Shih Le
Bith Date: 274
Death Date: 333
Place of Birth: Shansi, China
Nationality: Chinese
Gender: Male
Occupations: ruler
Shih Le (274-333) was the founder of the Latter Chao empire and is an example of a man of the humblest social origins who, during troubled times, rose to the highest position of ruler of almost all of North China.
Shih Le was a Chieh, a Hsiung-nu tribe which seems to have spoken a Turkic language. He came from southeastern Shansi, and although his biography says he was descended from small-tribe chief-tains, his early life shows him to have been very poor indeed. In 285 he went to Lo-yang, the capital, accompanying a merchant from his native place. Shih reached the lowest point in his fortunes when he was sold into slavery to a Chinese in Shantung. He then joined, and eventually became the leader of, a group of bandits. At this time he took the Chinese name of Shih Le.
After some striking victories, in 307 Shih threw in with the self-styled king of the barbarian "Han" dynasty, Liu Yüan, and remained, ostensibly at least, in the service of that "dynasty" until he founded his own kingdom in 319. In the intervening years he piled up victory upon victory, invading the Pei-ho Basin down to the Yellow River in 308, ambushing and killing Wang Yen, close to 50 members of the imperial Chin family, and 100,000 troops in eastern Honan in 311, the year Lo-yang was burned and sacked by Liu Yüan's successor, Liu Ts'ung.
By killing two of his allies and annexing their armies that same year, Shih became an independent force; and when he, counseled by his wise Chinese adviser, Chang Pin, took Peking by ruse from the rebel Chin general, Wang Chün, in 314, he became the de facto ruler of eastern China. When Liu Ts'ung died in 318, Shih Le became vice-regent of the "Han" empire with Liu Yao; but a palace revolution which occurred that year forced him to break with Liu Yao, and the two barbarian leaders set up rival capitals: Liu Yao in Ch'ang-an, and Shih Le in Hsiang-kuo, southern Hopei.
Since both took the name Chao for their kingdoms, historians have called Liu Yao's dynasty "Former Chao" and Shih Le's "Latter Chao." In 328, after 5 years of intermittent warfare, Liu Yao occupied Lo-yang (about midway between the two capitals). The next year Shih Le personally led his troops against his rival, taking the ancient capital and capturing Liu Yao (who was dead drunk at the time). Thus in 329 Shih Le was the ruler of almost all of North China, and in March-April 330 he assumed the imperial throne of the Latter Chao, although, with modesty that was unique among his barbarian peers, he refused the title of emperor, contenting himself with "Heavenly Prince of the Great Chao."
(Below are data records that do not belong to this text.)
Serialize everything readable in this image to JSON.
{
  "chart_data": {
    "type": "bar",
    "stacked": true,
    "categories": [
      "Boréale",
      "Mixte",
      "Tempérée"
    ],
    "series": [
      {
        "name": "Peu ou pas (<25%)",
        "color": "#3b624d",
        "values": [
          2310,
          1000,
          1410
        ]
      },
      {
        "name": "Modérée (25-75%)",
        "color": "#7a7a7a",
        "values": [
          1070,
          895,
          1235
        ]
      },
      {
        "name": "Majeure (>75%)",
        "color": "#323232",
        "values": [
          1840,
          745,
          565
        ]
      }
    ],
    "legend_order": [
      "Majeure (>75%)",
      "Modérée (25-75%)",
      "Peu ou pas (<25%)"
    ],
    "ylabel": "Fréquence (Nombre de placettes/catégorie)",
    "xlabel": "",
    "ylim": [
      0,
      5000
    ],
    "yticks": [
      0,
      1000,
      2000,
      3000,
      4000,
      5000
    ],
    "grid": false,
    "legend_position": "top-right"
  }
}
Illiterate, having received no schooling whatsoever in his indigent youth, Shih Le was by no means lacking in intellectual curiosity. He was an admirer of Chinese culture and of Buddhism, the patron of the great monk Fot'u-teng, and the builder of splendid monasteries in his capitals. It is true that the histories seem only to remember his interest in the magical aspects of Buddhism, his belief in and fear of Fo-t'u-teng's power to see the future and to work miracles, but they also tell us that late in life "he liked to listen to scholars read to him and when, from time to time, he was wont to discourse on the faults and virtues of men of ancient and modern times, all those who heard him assented with delight." His imperial status was short-lived, for he fell seriously ill in 333 and died on August 17.
Shih Le was an astute and, according to the standards of the age, a humane leader. He strove to Sinicize and bring racial harmony to his realm, but he was unable to achieve real prosperity. The incessant warfare that characterizes his entire reign was, of course, the main reason, but his complete reliance on the semifeudal regional Chinese Great Families made it impossible for him to institute centralized civil administration with power to protect the peasants and keep the bitter racial animosities between the Chinese and barbarians in check. The result was that 2 years after the death of his nephew and successor, Shih Hu, in 349 (a ruler as ruthless as his uncle had been benign), the empire, torn by internal strife, simply collapsed.
Further Reading
- There is no work on Shih Le in English. A background study which discusses him is William Montgomery McGovern, The Early Empires of Central Asia: A Study of the Scythians and the Huns and the Part They Played in World History (1939).